At the beginning of 2016, I noted that the Ebola epidemic that began in 2014, which West Africa hard and resulted in several Americans being stricken by the often deadly virus, had subsided.

Researchers are now reporting that the significant outbreak was the result of a mutation that made the virus easier to transmit and deadlier to human who were infected.

In one study led by 16 researchers at the University of Massachusetts, Broad Institute and elsewhere, genomic analyses pinpointed parts of the Ebola virus that changed during the west African outbreak. One genetic mutation, in particular, appeared to affect a key region of the pathogen where it binds to human cells.

Lab tests confirmed the mutated virus could better infiltrate the cells of humans and other primates. The change was so small that earlier computational analyses of genome differences had not picked it up, says Jeremy Luban, a virologist at the University of Massachusetts Medical School who co-authored the study.

Yet this relatively subtle modification may have had an outsized effect. Gaining easier entry into human cells may have enabled the virus to replicate more quickly in a host—and those greater numbers could make it more likely to jump to the next person, Luban says.

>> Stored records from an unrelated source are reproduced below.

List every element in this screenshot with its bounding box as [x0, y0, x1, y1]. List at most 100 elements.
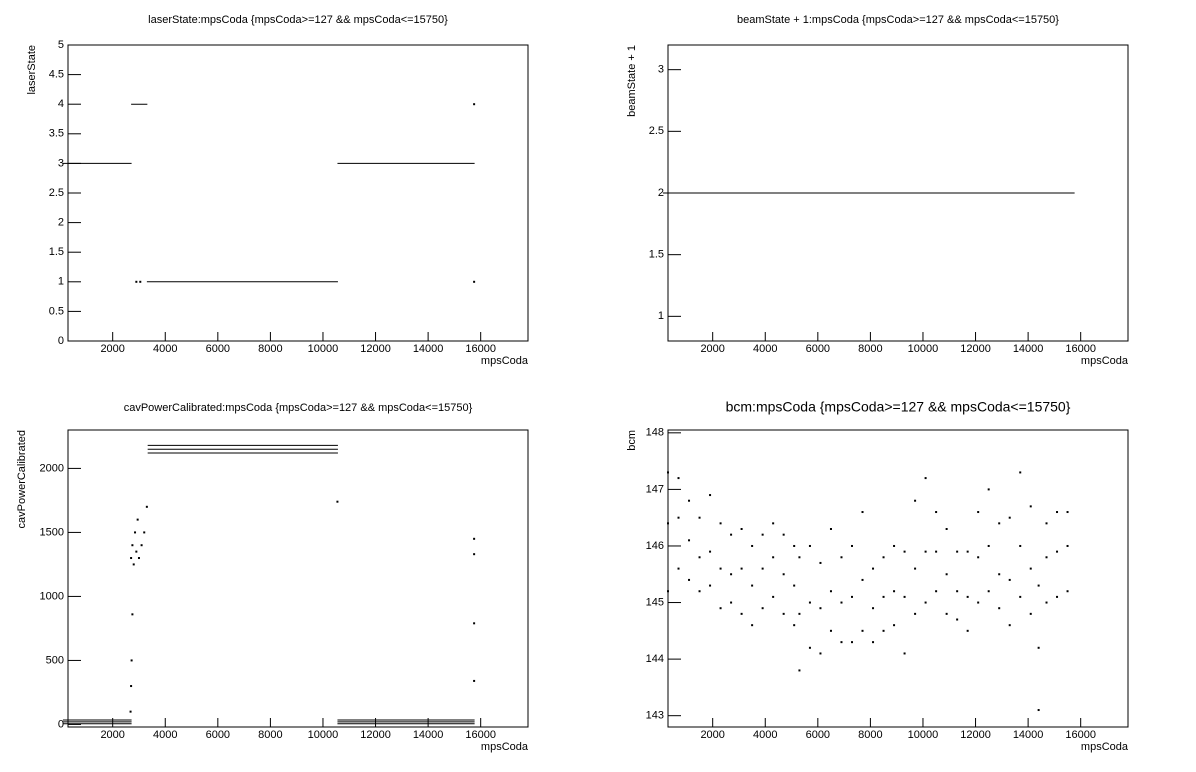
data-point: [1019, 544, 1022, 547]
data-point: [1008, 624, 1011, 627]
data-point: [935, 590, 938, 593]
x-tick-label: 10000: [908, 729, 939, 741]
data-point: [1029, 612, 1032, 615]
y-axis-label: beamState + 1: [626, 45, 638, 117]
data-point: [956, 618, 959, 621]
data-point: [139, 280, 142, 283]
data-point: [131, 544, 134, 547]
data-point: [130, 685, 133, 688]
data-point: [924, 477, 927, 480]
data-point: [840, 556, 843, 559]
data-point: [761, 607, 764, 610]
data-point: [130, 557, 133, 560]
data-point: [924, 601, 927, 604]
x-tick-label: 12000: [360, 729, 391, 741]
y-tick-label: 148: [646, 427, 664, 439]
y-tick-label: 3.5: [49, 128, 64, 140]
data-point: [1019, 471, 1022, 474]
data-point: [829, 590, 832, 593]
data-point: [698, 516, 701, 519]
data-point: [730, 533, 733, 536]
y-tick-label: 2.5: [649, 125, 664, 137]
data-point: [956, 550, 959, 553]
data-point: [1056, 595, 1059, 598]
data-point: [966, 595, 969, 598]
data-point: [829, 629, 832, 632]
y-tick-label: 1.5: [649, 249, 664, 261]
data-point: [761, 533, 764, 536]
data-point: [130, 659, 133, 662]
data-point: [698, 556, 701, 559]
data-point: [336, 500, 339, 503]
data-point: [473, 103, 476, 106]
data-point: [134, 531, 137, 534]
data-point: [667, 590, 669, 593]
data-point: [893, 544, 896, 547]
data-point: [1045, 556, 1048, 559]
data-point: [688, 539, 691, 542]
data-point: [1045, 522, 1048, 525]
data-point: [761, 567, 764, 570]
data-point: [903, 550, 906, 553]
chart-title: cavPowerCalibrated:mpsCoda {mpsCoda>=127…: [124, 402, 473, 414]
data-point: [914, 499, 917, 502]
data-point: [798, 612, 801, 615]
data-point: [131, 613, 134, 616]
data-point: [782, 612, 785, 615]
data-point: [861, 629, 864, 632]
plot-frame: [67, 44, 529, 342]
data-point: [473, 537, 476, 540]
data-point: [677, 516, 680, 519]
data-point: [966, 629, 969, 632]
data-point: [772, 522, 775, 525]
data-point: [893, 624, 896, 627]
data-point: [772, 556, 775, 559]
data-point: [998, 522, 1001, 525]
x-tick-label: 10000: [308, 729, 339, 741]
data-point: [709, 494, 712, 497]
data-point: [719, 607, 722, 610]
data-point: [751, 624, 754, 627]
data-point: [977, 556, 980, 559]
x-tick-label: 8000: [858, 343, 882, 355]
plot-frame: [667, 429, 1129, 728]
y-axis-label: laserState: [26, 45, 38, 95]
data-point: [924, 550, 927, 553]
data-point: [782, 573, 785, 576]
x-tick-label: 6000: [806, 343, 830, 355]
y-tick-label: 0: [58, 718, 64, 730]
data-point: [872, 641, 875, 644]
data-point: [914, 567, 917, 570]
data-point: [956, 590, 959, 593]
data-point: [782, 533, 785, 536]
data-point: [998, 573, 1001, 576]
data-point: [808, 601, 811, 604]
data-point: [140, 544, 143, 547]
x-tick-label: 8000: [258, 343, 282, 355]
data-point: [977, 601, 980, 604]
y-tick-label: 145: [646, 596, 664, 608]
y-tick-label: 0: [58, 335, 64, 347]
data-point: [819, 561, 822, 564]
data-point: [1056, 511, 1059, 514]
data-point: [698, 590, 701, 593]
y-tick-label: 147: [646, 483, 664, 495]
chart-title: bcm:mpsCoda {mpsCoda>=127 && mpsCoda<=15…: [726, 399, 1071, 415]
data-point: [1056, 550, 1059, 553]
data-point: [872, 607, 875, 610]
data-point: [945, 612, 948, 615]
data-point: [935, 511, 938, 514]
data-point: [1066, 590, 1069, 593]
x-tick-label: 12000: [360, 343, 391, 355]
y-axis-label: cavPowerCalibrated: [16, 430, 28, 528]
plot-frame: [67, 429, 529, 728]
data-point: [730, 573, 733, 576]
x-tick-label: 16000: [1065, 729, 1096, 741]
x-tick-label: 4000: [753, 729, 777, 741]
x-tick-label: 6000: [206, 729, 230, 741]
data-point: [903, 595, 906, 598]
x-axis-label: mpsCoda: [1081, 355, 1129, 367]
data-point: [987, 544, 990, 547]
y-tick-label: 0.5: [49, 305, 64, 317]
y-tick-label: 500: [46, 654, 64, 666]
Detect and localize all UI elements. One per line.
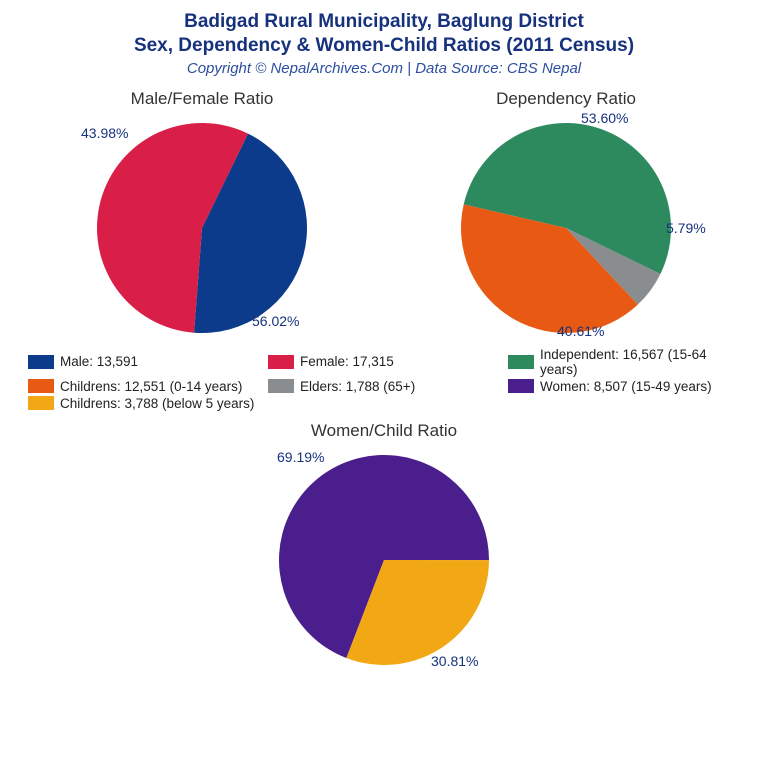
chart-male-female: Male/Female Ratio 43.98% 56.02% — [27, 89, 377, 343]
legend-swatch — [508, 355, 534, 369]
legend-text: Elders: 1,788 (65+) — [300, 379, 415, 394]
legend-swatch — [268, 355, 294, 369]
chart3-pie — [279, 455, 489, 665]
legend-text: Childrens: 3,788 (below 5 years) — [60, 396, 254, 411]
legend-item: Male: 13,591 — [28, 347, 258, 377]
title-block: Badigad Rural Municipality, Baglung Dist… — [0, 0, 768, 77]
chart-women-child: Women/Child Ratio 69.19% 30.81% — [0, 421, 768, 675]
legend-item: Independent: 16,567 (15-64 years) — [508, 347, 738, 377]
legend-item: Women: 8,507 (15-49 years) — [508, 379, 738, 394]
title-line-1: Badigad Rural Municipality, Baglung Dist… — [0, 10, 768, 34]
chart2-label-2: 40.61% — [557, 323, 604, 339]
chart3-label-1: 30.81% — [431, 653, 478, 669]
chart3-title: Women/Child Ratio — [311, 421, 457, 441]
chart2-pie — [461, 123, 671, 333]
chart3-pie-wrap: 69.19% 30.81% — [259, 445, 509, 675]
chart2-label-1: 5.79% — [666, 220, 706, 236]
legend: Male: 13,591 Female: 17,315 Independent: 1… — [0, 343, 768, 413]
chart-dependency: Dependency Ratio 53.60% 5.79% 40.61% — [391, 89, 741, 343]
chart3-label-0: 69.19% — [277, 449, 324, 465]
legend-text: Independent: 16,567 (15-64 years) — [540, 347, 738, 377]
top-charts-row: Male/Female Ratio 43.98% 56.02% Dependen… — [0, 89, 768, 343]
chart2-label-0: 53.60% — [581, 110, 628, 126]
legend-text: Female: 17,315 — [300, 354, 394, 369]
legend-swatch — [508, 379, 534, 393]
legend-text: Male: 13,591 — [60, 354, 138, 369]
legend-item: Childrens: 3,788 (below 5 years) — [28, 396, 258, 411]
title-line-2: Sex, Dependency & Women-Child Ratios (20… — [0, 34, 768, 58]
legend-item: Childrens: 12,551 (0-14 years) — [28, 379, 258, 394]
legend-swatch — [28, 396, 54, 410]
legend-item: Elders: 1,788 (65+) — [268, 379, 498, 394]
legend-text: Women: 8,507 (15-49 years) — [540, 379, 712, 394]
legend-item: Female: 17,315 — [268, 347, 498, 377]
chart2-pie-wrap: 53.60% 5.79% 40.61% — [441, 113, 691, 343]
legend-swatch — [28, 355, 54, 369]
chart2-title: Dependency Ratio — [496, 89, 636, 109]
legend-text: Childrens: 12,551 (0-14 years) — [60, 379, 242, 394]
legend-swatch — [28, 379, 54, 393]
chart1-label-0: 43.98% — [81, 125, 128, 141]
chart1-pie — [97, 123, 307, 333]
chart1-label-1: 56.02% — [252, 313, 299, 329]
legend-swatch — [268, 379, 294, 393]
chart1-title: Male/Female Ratio — [131, 89, 274, 109]
subtitle: Copyright © NepalArchives.Com | Data Sou… — [0, 60, 768, 77]
chart1-pie-wrap: 43.98% 56.02% — [77, 113, 327, 343]
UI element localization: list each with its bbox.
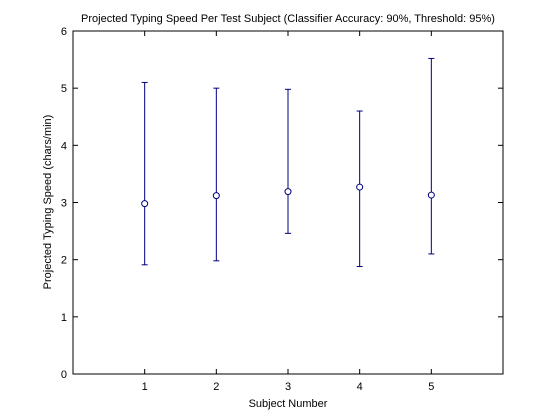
- data-series: [141, 57, 435, 268]
- y-tick-label: 4: [61, 140, 67, 152]
- y-tick-label: 5: [61, 83, 67, 95]
- data-point: [284, 188, 292, 196]
- y-tick-label: 0: [61, 369, 67, 381]
- data-point: [427, 191, 435, 199]
- x-tick-label: 4: [357, 381, 363, 393]
- axis-ticks: 1 2 3 4 5 0 1 2 3 4 5 6: [61, 26, 503, 393]
- data-point: [212, 192, 220, 200]
- y-axis-label: Projected Typing Speed (chars/min): [42, 115, 54, 290]
- data-point: [356, 183, 364, 191]
- y-tick-label: 2: [61, 255, 67, 267]
- x-tick-label: 5: [428, 381, 434, 393]
- x-tick-label: 2: [213, 381, 219, 393]
- chart-title: Projected Typing Speed Per Test Subject …: [81, 13, 495, 25]
- x-axis-label: Subject Number: [249, 398, 328, 410]
- x-tick-label: 1: [142, 381, 148, 393]
- y-tick-label: 1: [61, 312, 67, 324]
- y-tick-label: 3: [61, 198, 67, 210]
- data-point: [141, 200, 149, 208]
- y-tick-label: 6: [61, 26, 67, 38]
- x-tick-label: 3: [285, 381, 291, 393]
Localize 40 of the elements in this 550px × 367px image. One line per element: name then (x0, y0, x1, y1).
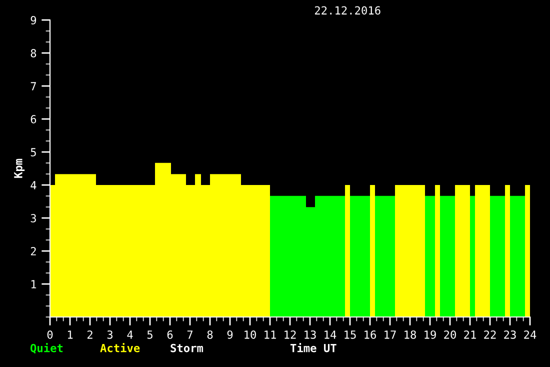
x-tick-label: 18 (404, 330, 416, 339)
x-tick-label: 8 (207, 330, 213, 339)
x-tick-label: 7 (187, 330, 193, 339)
y-tick-label: 8 (30, 49, 36, 58)
x-tick-label: 0 (47, 330, 53, 339)
y-tick-label: 1 (31, 280, 36, 288)
x-tick-label: 21 (464, 330, 476, 339)
x-tick-label: 14 (324, 330, 336, 339)
text: Quiet (30, 343, 63, 354)
text: Active (100, 343, 140, 352)
y-tick-label: 4 (30, 181, 36, 190)
x-tick-label: 13 (304, 330, 316, 339)
y-tick-label: 6 (30, 115, 36, 124)
chart-title: 22.12.2016 (314, 6, 380, 15)
x-tick-label: 20 (444, 330, 456, 339)
x-tick-label: 6 (167, 330, 173, 339)
x-tick-label: 12 (284, 330, 296, 339)
y-tick-label: 9 (30, 16, 36, 24)
x-tick-label: 24 (524, 330, 536, 339)
x-tick-label: 3 (107, 330, 113, 339)
x-tick-label: 11 (264, 330, 276, 339)
x-tick-label: 15 (344, 330, 356, 339)
y-tick-label: 2 (30, 247, 36, 256)
x-tick-label: 19 (424, 330, 436, 339)
text: Storm (170, 344, 204, 352)
y-axis-title: Kpm (14, 158, 25, 178)
x-tick-label: 2 (87, 330, 92, 339)
y-tick-label: 5 (30, 148, 36, 156)
y-tick-label: 7 (30, 82, 36, 90)
x-tick-label: 10 (244, 330, 256, 339)
x-tick-label: 1 (68, 330, 73, 339)
x-tick-label: 5 (147, 330, 152, 339)
y-tick-label: 3 (30, 214, 36, 222)
x-tick-label: 17 (384, 330, 396, 339)
x-tick-label: 9 (227, 330, 233, 339)
x-tick-label: 4 (127, 330, 133, 339)
x-tick-label: 16 (364, 330, 376, 339)
x-tick-label: 22 (484, 330, 496, 339)
x-tick-label: 23 (504, 330, 516, 339)
x-axis-title: Time UT (290, 343, 336, 352)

Along with faster transmission rates, the mutation was also associated with higher death tolls. People infected with mutated Ebola virus that dominated the recent epidemic appeared to be twice as likely to die as those infected earlier in the same outbreak with a strain of virus that did not have that specific mutation, the researchers found.

The viral mutation appears to have arisen shortly after the first episode in the 2014 outbreak was reported.

According to Luban, that mutation developed about three months into the outbreak, and went on to dominate the rest of the epidemic. In fact, it was the only version of the virus that spread to other countries and appeared in the infected man who traveled to Texas.

And while the results are not 100 percent, “The whole thing fits together,” he said.

But only Ebola’s individual components were studied. The next step is to conduct more comprehensive experiments in the context of the whole virus, which would require a biosafety level four lab — a status that Boston University’s National Emerging Infectious Diseases Laboratories has been trying to obtain for years. Luban said he has visited NEIDL three times in the past several months to discuss future use of the lab if it does get clearance.

Our reports described how one Dallas nurse, Nina Pham, contracted Ebola while treating a the first patient in this country that came down with Ebola who brought into her hospital. Pham has now reached a settlement with the institution.

Terms of the deal between the hospital’s owner, Texas Health Resources, and nurse Nina Pham, the first person infected with Ebola in the United States, were not disclosed.

Pham sued last year, saying that Texas Health Presbyterian Hospital did not do enough to prevent her from contracting the deadly virus and invaded her privacy after she was diagnosed with it.

The San Diego biotech company that was producing a drug showed promise for Ebola patients has had a less successful result.

ZMapp was perhaps the most sought-after drug at the height of the Ebola crisis, but a clinical trial has failed to prove that patients who got the experimental medication were helped by it.

…After taking a variety of factors into account, the researchers running the clinical trial calculated that there was a 91.2% chance that ZMapp made a difference for patients. That may sound impressive, but it fell short of the 97.5% threshold needed to prove that those who got the drug were more likely to survive than those who didn’t.

Officially, the results of the trial were “inconclusive,” according to a report in Thursday’s edition of the New England Journal of Medicine.

Let’s hope the firm develops a more successful batch soon! Chances are that Ebola will return…and perhaps with a vengence.